The programme has seen many changes over that time: ATV was rebranded Central following a shake-up in 1982, and was later absorbed into the national ITV plc; the vast Broad Street studios, where 1,500 people once worked, have also gone, replaced by a much leaner operation at the canalside Gas Street basin.
“Today’s reporters are very well equipped and very highly trained,” says Bob. “When I first started, we would send three cars out on a job, I would do my interview, somebody else would process the film, somebody else would do the editing.
“If we wanted to do a ‘vox pop’, we would have to take a full ‘features crew’ out, and when we stopped people in the street they would be surrounded by a team of nine, it must have terrified them. Today’s reporters can do it all themselves.”Highlights include interviewing Sir John Mills – “he was always a delight” – and presenting youth awards with Sir Richard Attenborough.
“They were supposed to have been presented by Kenneth Baker, who was education secretary at the time, but the last minute we got a message that he had been called back, and Dickie Attenborough stepped in at the last minute.
“He was a wonderful speaker, he saved the day.”
Now 75, Bob – who lives just outside Stourbridge, says it will feel strange no longer being on television, but looks forward to having more time to pursue his hobbies and interests.

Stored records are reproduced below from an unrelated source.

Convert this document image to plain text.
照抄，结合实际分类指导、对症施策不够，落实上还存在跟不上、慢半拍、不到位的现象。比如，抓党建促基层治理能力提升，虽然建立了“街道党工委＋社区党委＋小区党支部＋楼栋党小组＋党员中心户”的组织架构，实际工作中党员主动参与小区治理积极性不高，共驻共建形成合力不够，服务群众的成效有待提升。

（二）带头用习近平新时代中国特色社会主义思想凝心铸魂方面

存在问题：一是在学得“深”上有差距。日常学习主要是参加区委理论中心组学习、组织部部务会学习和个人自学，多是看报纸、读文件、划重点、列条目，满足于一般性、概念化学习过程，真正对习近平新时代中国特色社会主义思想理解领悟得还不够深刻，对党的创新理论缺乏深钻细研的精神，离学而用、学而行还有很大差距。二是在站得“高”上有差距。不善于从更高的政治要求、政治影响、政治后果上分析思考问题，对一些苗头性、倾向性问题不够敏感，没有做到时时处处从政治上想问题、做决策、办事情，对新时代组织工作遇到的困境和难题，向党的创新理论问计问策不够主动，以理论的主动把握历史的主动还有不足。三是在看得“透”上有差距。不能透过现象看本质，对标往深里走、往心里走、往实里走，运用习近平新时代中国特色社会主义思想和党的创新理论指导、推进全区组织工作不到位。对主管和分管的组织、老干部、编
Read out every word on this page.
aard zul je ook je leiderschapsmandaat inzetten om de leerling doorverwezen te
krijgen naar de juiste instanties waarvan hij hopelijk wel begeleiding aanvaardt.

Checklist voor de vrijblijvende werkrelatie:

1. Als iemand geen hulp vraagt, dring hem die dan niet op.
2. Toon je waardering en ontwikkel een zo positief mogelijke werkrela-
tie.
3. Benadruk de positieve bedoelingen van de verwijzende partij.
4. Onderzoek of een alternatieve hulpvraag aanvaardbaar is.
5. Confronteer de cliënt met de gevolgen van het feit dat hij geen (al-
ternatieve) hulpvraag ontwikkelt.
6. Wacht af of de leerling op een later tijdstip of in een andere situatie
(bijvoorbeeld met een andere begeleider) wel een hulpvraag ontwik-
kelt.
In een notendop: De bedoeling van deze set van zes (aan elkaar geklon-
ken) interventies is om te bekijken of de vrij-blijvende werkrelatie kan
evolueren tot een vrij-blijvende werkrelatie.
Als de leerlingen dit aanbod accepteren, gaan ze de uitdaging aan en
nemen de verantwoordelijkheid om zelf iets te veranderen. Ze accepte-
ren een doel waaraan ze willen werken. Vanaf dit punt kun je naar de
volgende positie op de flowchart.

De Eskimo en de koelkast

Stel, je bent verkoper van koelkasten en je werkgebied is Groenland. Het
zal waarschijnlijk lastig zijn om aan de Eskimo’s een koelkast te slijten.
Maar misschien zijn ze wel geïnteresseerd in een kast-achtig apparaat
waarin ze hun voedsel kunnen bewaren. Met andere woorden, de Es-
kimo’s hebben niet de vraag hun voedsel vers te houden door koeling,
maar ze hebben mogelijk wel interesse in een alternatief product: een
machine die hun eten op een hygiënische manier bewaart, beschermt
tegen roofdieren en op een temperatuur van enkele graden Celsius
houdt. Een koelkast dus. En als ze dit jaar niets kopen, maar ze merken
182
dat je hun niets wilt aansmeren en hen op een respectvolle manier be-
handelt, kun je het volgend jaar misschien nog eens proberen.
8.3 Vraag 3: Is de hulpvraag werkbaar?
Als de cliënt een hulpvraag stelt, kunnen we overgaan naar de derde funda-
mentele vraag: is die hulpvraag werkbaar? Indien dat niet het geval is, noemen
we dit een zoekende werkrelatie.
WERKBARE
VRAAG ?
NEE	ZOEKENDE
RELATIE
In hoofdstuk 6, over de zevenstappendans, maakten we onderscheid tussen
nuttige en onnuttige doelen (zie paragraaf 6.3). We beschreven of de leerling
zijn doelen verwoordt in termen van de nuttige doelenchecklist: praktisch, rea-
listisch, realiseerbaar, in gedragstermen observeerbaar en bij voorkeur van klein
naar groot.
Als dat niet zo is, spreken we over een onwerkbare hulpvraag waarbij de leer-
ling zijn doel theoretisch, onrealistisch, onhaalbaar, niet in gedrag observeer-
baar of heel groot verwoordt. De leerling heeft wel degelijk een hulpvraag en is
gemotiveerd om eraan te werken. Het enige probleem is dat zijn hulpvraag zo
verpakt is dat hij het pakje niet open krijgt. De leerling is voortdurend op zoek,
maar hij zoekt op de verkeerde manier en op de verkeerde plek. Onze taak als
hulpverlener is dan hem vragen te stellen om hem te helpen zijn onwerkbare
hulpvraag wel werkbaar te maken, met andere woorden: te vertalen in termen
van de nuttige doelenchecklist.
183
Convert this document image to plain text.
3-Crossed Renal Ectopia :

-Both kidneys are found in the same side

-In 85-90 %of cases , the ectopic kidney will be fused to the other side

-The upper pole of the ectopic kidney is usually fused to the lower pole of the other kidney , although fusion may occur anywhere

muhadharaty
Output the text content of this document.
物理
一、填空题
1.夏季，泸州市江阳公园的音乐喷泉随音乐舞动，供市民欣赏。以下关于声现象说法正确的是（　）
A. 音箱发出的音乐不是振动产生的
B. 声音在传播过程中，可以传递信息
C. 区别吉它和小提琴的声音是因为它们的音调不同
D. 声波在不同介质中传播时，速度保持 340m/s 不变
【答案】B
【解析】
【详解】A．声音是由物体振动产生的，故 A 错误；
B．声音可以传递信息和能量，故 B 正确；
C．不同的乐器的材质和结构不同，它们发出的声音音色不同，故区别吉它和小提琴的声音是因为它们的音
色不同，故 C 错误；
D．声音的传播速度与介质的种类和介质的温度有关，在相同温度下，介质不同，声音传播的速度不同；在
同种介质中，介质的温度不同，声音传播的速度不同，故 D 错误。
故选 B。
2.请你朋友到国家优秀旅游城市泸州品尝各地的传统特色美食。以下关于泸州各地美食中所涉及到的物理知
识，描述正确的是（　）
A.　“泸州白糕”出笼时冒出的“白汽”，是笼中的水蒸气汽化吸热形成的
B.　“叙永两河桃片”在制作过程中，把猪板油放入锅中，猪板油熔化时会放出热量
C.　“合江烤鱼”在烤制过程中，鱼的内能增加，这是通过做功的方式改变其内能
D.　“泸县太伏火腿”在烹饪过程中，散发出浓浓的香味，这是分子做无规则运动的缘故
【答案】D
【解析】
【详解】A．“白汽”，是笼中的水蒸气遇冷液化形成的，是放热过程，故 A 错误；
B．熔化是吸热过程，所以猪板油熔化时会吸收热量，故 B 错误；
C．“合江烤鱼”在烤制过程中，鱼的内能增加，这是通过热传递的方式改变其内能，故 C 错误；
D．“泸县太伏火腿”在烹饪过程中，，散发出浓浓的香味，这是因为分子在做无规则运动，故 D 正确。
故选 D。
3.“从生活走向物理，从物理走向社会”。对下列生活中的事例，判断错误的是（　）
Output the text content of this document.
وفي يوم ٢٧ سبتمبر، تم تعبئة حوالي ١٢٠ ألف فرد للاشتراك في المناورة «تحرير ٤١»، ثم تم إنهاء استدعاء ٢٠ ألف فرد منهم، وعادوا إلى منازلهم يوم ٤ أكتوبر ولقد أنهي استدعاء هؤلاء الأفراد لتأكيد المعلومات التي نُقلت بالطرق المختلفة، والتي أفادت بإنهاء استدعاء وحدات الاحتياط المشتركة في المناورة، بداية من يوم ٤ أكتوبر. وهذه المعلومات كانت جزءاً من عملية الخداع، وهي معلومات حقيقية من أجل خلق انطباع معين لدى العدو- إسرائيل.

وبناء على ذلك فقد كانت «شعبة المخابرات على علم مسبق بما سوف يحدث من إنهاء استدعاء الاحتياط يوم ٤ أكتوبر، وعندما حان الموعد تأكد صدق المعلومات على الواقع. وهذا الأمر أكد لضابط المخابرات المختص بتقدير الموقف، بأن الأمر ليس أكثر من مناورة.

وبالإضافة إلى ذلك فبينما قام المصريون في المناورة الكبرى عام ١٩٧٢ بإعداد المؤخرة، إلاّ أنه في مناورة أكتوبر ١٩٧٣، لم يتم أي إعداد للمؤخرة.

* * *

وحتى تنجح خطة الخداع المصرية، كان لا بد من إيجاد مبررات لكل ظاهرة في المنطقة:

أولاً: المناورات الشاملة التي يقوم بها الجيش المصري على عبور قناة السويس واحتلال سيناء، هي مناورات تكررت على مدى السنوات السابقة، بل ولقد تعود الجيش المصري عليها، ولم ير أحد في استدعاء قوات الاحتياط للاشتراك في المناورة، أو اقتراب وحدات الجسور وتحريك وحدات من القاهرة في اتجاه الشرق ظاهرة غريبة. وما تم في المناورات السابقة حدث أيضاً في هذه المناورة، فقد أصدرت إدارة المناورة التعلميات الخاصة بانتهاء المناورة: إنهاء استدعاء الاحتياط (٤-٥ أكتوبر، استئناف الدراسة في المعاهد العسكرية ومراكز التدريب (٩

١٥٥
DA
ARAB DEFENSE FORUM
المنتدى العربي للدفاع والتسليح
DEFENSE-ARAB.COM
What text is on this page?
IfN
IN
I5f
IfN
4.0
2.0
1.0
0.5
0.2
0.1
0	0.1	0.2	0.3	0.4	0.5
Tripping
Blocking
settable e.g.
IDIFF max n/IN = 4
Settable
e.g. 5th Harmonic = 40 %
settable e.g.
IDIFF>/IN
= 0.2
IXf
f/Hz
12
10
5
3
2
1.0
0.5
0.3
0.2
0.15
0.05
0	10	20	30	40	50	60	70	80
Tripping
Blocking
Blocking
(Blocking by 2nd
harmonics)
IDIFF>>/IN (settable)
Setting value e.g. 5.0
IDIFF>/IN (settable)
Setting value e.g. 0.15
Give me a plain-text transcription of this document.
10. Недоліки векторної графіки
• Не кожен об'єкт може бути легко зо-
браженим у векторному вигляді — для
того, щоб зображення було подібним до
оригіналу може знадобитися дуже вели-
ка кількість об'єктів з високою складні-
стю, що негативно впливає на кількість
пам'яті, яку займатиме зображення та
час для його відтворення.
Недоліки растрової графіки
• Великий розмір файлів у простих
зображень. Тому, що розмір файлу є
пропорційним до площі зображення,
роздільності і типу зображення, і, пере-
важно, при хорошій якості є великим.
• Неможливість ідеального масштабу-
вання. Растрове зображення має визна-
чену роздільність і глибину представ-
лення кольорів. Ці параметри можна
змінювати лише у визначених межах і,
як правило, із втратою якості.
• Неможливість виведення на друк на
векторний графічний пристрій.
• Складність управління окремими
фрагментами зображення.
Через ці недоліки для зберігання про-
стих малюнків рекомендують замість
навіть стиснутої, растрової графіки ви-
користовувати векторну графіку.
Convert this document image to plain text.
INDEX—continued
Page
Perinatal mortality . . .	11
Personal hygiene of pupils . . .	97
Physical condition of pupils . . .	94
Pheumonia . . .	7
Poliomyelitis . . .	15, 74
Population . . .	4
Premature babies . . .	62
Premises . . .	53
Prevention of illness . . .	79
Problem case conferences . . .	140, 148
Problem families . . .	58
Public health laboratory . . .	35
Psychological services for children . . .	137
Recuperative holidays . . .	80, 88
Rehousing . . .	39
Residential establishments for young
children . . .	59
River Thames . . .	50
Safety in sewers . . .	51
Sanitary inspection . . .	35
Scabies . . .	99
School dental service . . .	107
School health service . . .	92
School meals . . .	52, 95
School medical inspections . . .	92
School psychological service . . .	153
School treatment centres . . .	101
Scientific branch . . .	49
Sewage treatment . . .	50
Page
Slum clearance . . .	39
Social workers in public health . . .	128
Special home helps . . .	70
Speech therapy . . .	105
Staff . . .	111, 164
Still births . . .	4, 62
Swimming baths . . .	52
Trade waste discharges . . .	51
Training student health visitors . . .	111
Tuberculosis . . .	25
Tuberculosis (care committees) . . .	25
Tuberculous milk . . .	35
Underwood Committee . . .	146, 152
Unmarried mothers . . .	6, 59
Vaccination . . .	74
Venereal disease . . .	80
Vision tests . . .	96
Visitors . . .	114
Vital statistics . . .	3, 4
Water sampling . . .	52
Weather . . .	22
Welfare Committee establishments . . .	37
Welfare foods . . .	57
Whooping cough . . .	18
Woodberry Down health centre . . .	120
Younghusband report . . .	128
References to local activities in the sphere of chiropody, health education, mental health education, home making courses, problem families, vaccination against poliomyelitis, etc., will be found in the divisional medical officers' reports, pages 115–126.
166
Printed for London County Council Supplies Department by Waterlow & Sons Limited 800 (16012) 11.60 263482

“I’m an outdoors person,” he says.
“I’m interested in travelling, and want to pursue that more. I also want to get back into my painting, I used to do it some years ago, painting mainly landscapes in water colour.
“Water colours are difficult, if you can master the water you are doing pretty well.
“I would like to get into oils as well, that is something that is very old-fashioned.”
Bob says he is not averse to doing a bit of occasional television work if the right opportunity came up – “I’m not going to go looking for it” – and hopes he will be able to use some of his time doing charity work.
Bob joined the ATV the year after his fellow reporter Chris Tarrant. Does he have any regrets about not following him down to the bright lights of London?
“Well Chris of course worked for many years as a DJ on Capital Radio, and I was never a DJ type at all,” he says.
“I did the Price Is Right on Sky Television, but I’ve never really wanted to work in London.
“I sometimes get stopped in Broad Street by people in their 50s or 60s, with grey hair like mine, and they say ‘I have grown up with you since I was a child’.
“It makes me feel very old, but it also shows you what a great responsibility you have.
“These people trust you, and you have to live up to that.”
But the burning question: What did his father make of it all?
“I think he always struggled to understand it, but I think he came to realise in the end that it didn’t turn out too badly,” he says.
“I’ve been very lucky, it’s been a wonderful life, and I’ve made some great friends.”